When we reached the lady’s house, she told someone to bring me a chair, which they sat me on, and they gave me a glass of water. My body was exhausted, but I was yet unconscious of my surroundings. I did not count how many people were gathered there, but I think there were a lot, because I heard plenty of voices. One of the women presently works for my sister-in-law, so she quickly called her and told her of the situation. My little brother and his wife, who doesn’t live far from where I live, came with his vehicle. Once again, two other young men carried me into the vehicle, and I was taken to the Corozal Community Hospital at the Emergency Unit. On my arrival, my brother ran inside to notify the doctors of my situation, and not long after, two young men came outside with a wheelchair, helped me out of the vehicle and took me inside to the emergency room. Once in there, I counted about 6 persons, among them nurses and doctors. I heard one of the doctors give orders to immediately remove the stingers and to put me on intravenous fluids (IV or drips), and through those tubes they gave me about four other different types of injections. They worked very fast and took out as much of the stingers that were on my body while doing other tests such as taking my vital signs.

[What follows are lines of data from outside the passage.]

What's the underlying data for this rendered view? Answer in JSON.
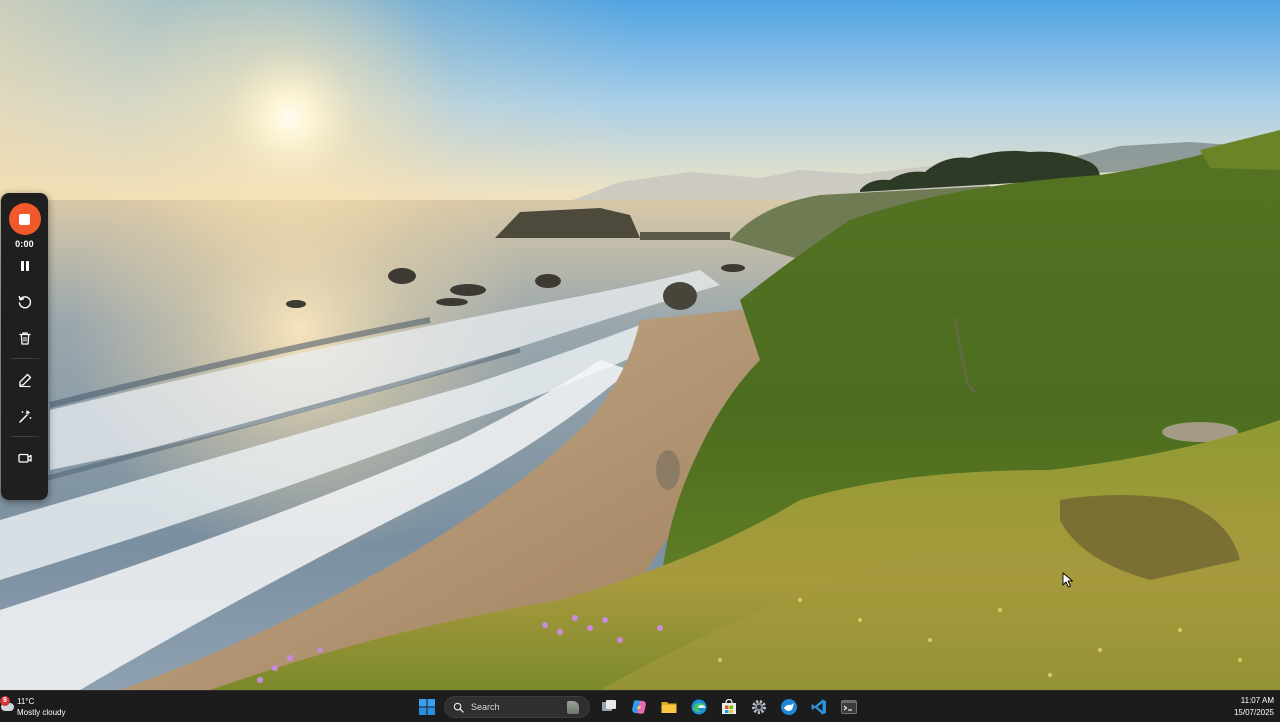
{
  "recorder": {
    "timer": "0:00",
    "accent_color": "#f1592a",
    "controls": [
      {
        "name": "stop-recording",
        "icon": "stop-square-icon"
      },
      {
        "name": "pause",
        "icon": "pause-icon"
      },
      {
        "name": "restart",
        "icon": "restart-icon"
      },
      {
        "name": "discard",
        "icon": "trash-icon"
      },
      {
        "name": "annotate",
        "icon": "pencil-icon"
      },
      {
        "name": "effects",
        "icon": "magic-wand-icon"
      },
      {
        "name": "camera",
        "icon": "camera-icon"
      }
    ]
  },
  "taskbar": {
    "weather": {
      "temperature": "11°C",
      "condition": "Mostly cloudy",
      "badge": "9",
      "icon": "cloud-icon"
    },
    "search": {
      "label": "Search",
      "icon": "search-icon"
    },
    "pinned_apps": [
      {
        "name": "start",
        "icon": "windows-logo-icon"
      },
      {
        "name": "task-view",
        "icon": "task-view-icon"
      },
      {
        "name": "copilot",
        "icon": "copilot-icon"
      },
      {
        "name": "file-explorer",
        "icon": "folder-icon"
      },
      {
        "name": "edge",
        "icon": "edge-browser-icon"
      },
      {
        "name": "microsoft-store",
        "icon": "store-icon"
      },
      {
        "name": "settings",
        "icon": "gear-icon"
      },
      {
        "name": "app-blue-bird",
        "icon": "bird-app-icon"
      },
      {
        "name": "vs-code",
        "icon": "vscode-icon"
      },
      {
        "name": "terminal",
        "icon": "terminal-icon"
      }
    ],
    "clock": {
      "time": "11:07 AM",
      "date": "15/07/2025"
    },
    "background_color": "#1c1c1c"
  },
  "wallpaper": {
    "description_colors": {
      "sky_top": "#3a97dc",
      "sky_horizon": "#f4e2b8",
      "sea": "#7d95a8",
      "sand": "#b89a78",
      "hill": "#5d7a2a"
    }
  }
}
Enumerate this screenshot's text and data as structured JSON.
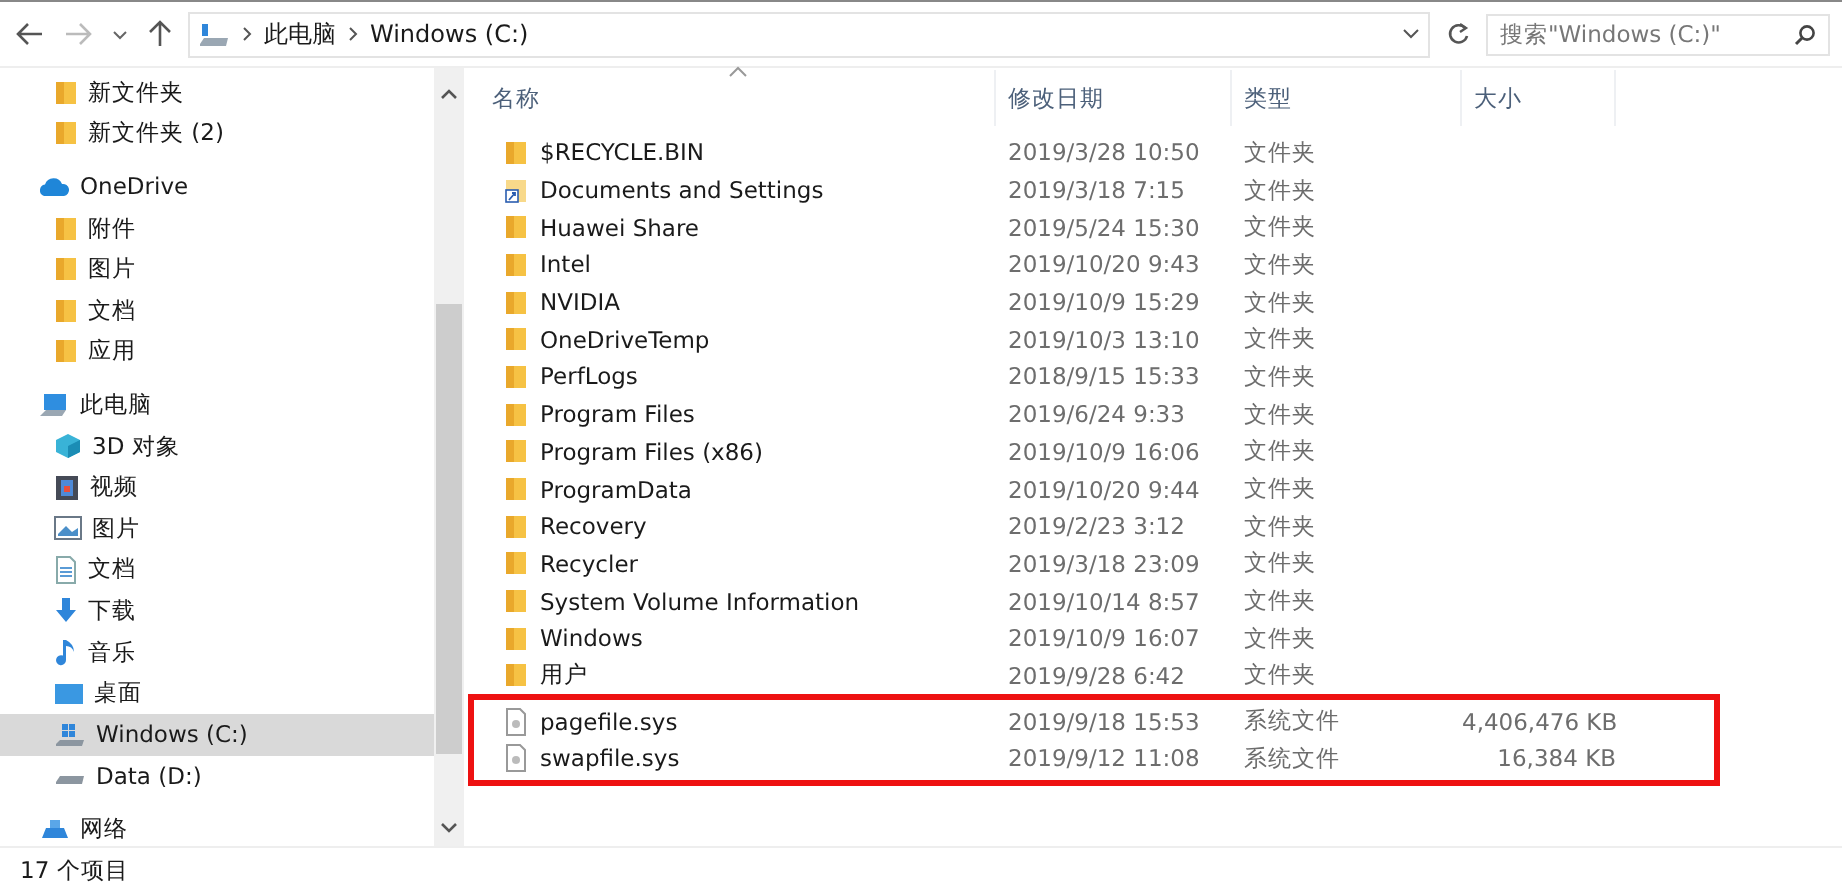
{
  "nav": {
    "path": [
      "此电脑",
      "Windows (C:)"
    ]
  },
  "search": {
    "placeholder": "搜索\"Windows (C:)\""
  },
  "sidebar": {
    "top_items": [
      {
        "kind": "folder",
        "label": "新文件夹"
      },
      {
        "kind": "folder",
        "label": "新文件夹 (2)"
      }
    ],
    "items": [
      {
        "kind": "cloud",
        "label": "OneDrive",
        "selected": false,
        "children": [
          {
            "kind": "folder",
            "label": "附件",
            "selected": false
          },
          {
            "kind": "folder",
            "label": "图片",
            "selected": false
          },
          {
            "kind": "folder",
            "label": "文档",
            "selected": false
          },
          {
            "kind": "folder",
            "label": "应用",
            "selected": false
          }
        ]
      },
      {
        "kind": "pc",
        "label": "此电脑",
        "selected": false,
        "children": [
          {
            "kind": "cube",
            "label": "3D 对象",
            "selected": false
          },
          {
            "kind": "video",
            "label": "视频",
            "selected": false
          },
          {
            "kind": "picture",
            "label": "图片",
            "selected": false
          },
          {
            "kind": "document",
            "label": "文档",
            "selected": false
          },
          {
            "kind": "download",
            "label": "下载",
            "selected": false
          },
          {
            "kind": "music",
            "label": "音乐",
            "selected": false
          },
          {
            "kind": "desktop",
            "label": "桌面",
            "selected": false
          },
          {
            "kind": "windrive",
            "label": "Windows (C:)",
            "selected": true
          },
          {
            "kind": "drive",
            "label": "Data (D:)",
            "selected": false
          }
        ]
      },
      {
        "kind": "network",
        "label": "网络",
        "selected": false
      }
    ]
  },
  "table": {
    "columns": [
      "名称",
      "修改日期",
      "类型",
      "大小"
    ],
    "rows": [
      {
        "kind": "folder",
        "name": "$RECYCLE.BIN",
        "date": "2019/3/28 10:50",
        "type": "文件夹",
        "highlighted": false
      },
      {
        "kind": "shortcut",
        "name": "Documents and Settings",
        "date": "2019/3/18 7:15",
        "type": "文件夹",
        "highlighted": false
      },
      {
        "kind": "folder",
        "name": "Huawei Share",
        "date": "2019/5/24 15:30",
        "type": "文件夹",
        "highlighted": false
      },
      {
        "kind": "folder",
        "name": "Intel",
        "date": "2019/10/20 9:43",
        "type": "文件夹",
        "highlighted": false
      },
      {
        "kind": "folder",
        "name": "NVIDIA",
        "date": "2019/10/9 15:29",
        "type": "文件夹",
        "highlighted": false
      },
      {
        "kind": "folder",
        "name": "OneDriveTemp",
        "date": "2019/10/3 13:10",
        "type": "文件夹",
        "highlighted": false
      },
      {
        "kind": "folder",
        "name": "PerfLogs",
        "date": "2018/9/15 15:33",
        "type": "文件夹",
        "highlighted": false
      },
      {
        "kind": "folder",
        "name": "Program Files",
        "date": "2019/6/24 9:33",
        "type": "文件夹",
        "highlighted": false
      },
      {
        "kind": "folder",
        "name": "Program Files (x86)",
        "date": "2019/10/9 16:06",
        "type": "文件夹",
        "highlighted": false
      },
      {
        "kind": "folder",
        "name": "ProgramData",
        "date": "2019/10/20 9:44",
        "type": "文件夹",
        "highlighted": false
      },
      {
        "kind": "folder",
        "name": "Recovery",
        "date": "2019/2/23 3:12",
        "type": "文件夹",
        "highlighted": false
      },
      {
        "kind": "folder",
        "name": "Recycler",
        "date": "2019/3/18 23:09",
        "type": "文件夹",
        "highlighted": false
      },
      {
        "kind": "folder",
        "name": "System Volume Information",
        "date": "2019/10/14 8:57",
        "type": "文件夹",
        "highlighted": false
      },
      {
        "kind": "folder",
        "name": "Windows",
        "date": "2019/10/9 16:07",
        "type": "文件夹",
        "highlighted": false
      },
      {
        "kind": "folder",
        "name": "用户",
        "date": "2019/9/28 6:42",
        "type": "文件夹",
        "highlighted": false
      },
      {
        "kind": "file",
        "name": "pagefile.sys",
        "date": "2019/9/18 15:53",
        "type": "系统文件",
        "size": "4,406,476 KB",
        "highlighted": true
      },
      {
        "kind": "file",
        "name": "swapfile.sys",
        "date": "2019/9/12 11:08",
        "type": "系统文件",
        "size": "16,384 KB",
        "highlighted": true
      }
    ]
  },
  "status_bar": {
    "item_count": "17 个项目"
  }
}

I did not know that these bees had a type of poison that if a dozen or more sting you, the accumulation of venom would make you faint. Luckily, I did not faint. The doctors continued attending to me, checking my vital signs, asking me questions, speaking to me so that I wouldn’t fall asleep, because it seems that it is dangerous to fall asleep after being stung. Yes, they took a while to take out most, if not all, of the stingers. After they finished, they changed me into a hospital gown and moved me to another bed right there in the emergency unit, where the doctor would constantly pass and touch my feet to check if I was still responsive.
- “I am only checking.”
- “Yes, Doc. I know.”
I was hospitalized and was changed to another bed in the male ward. Every now and then, a nurse would come to read my vital signs, to check in on me. When dawn came, I was served a delicious breakfast. Shortly after, a nurse came to check my vital signs and recorded it. Thereafter, the same doctors that attended to me on the night I entered the emergency unit, came to check on me, and I asked if they were going to release me, and one of the doctors answered stating, “Yes, but after we run other tests.”
Not too long after, two young men brought in an electrogram machine. Two nurses came and conducted an electrogram of my heart. At around midday, I was released. I would like to extend my appreciation for the good service rendered by the doctors and nurses who attended to me. Also, I am very appreciative to the people of my neighborhood, Finca Solana, who saved my life, because if it weren’t for them lighting a fire and smoking the bees away, I would have died. So, I am very thankful to my neighbors from Finca Solana who saved my life and the doctors and nurses from the emergency unit at the Corozal Community Hospital who gave their scientific, professional attention that made it possible for me to still be alive.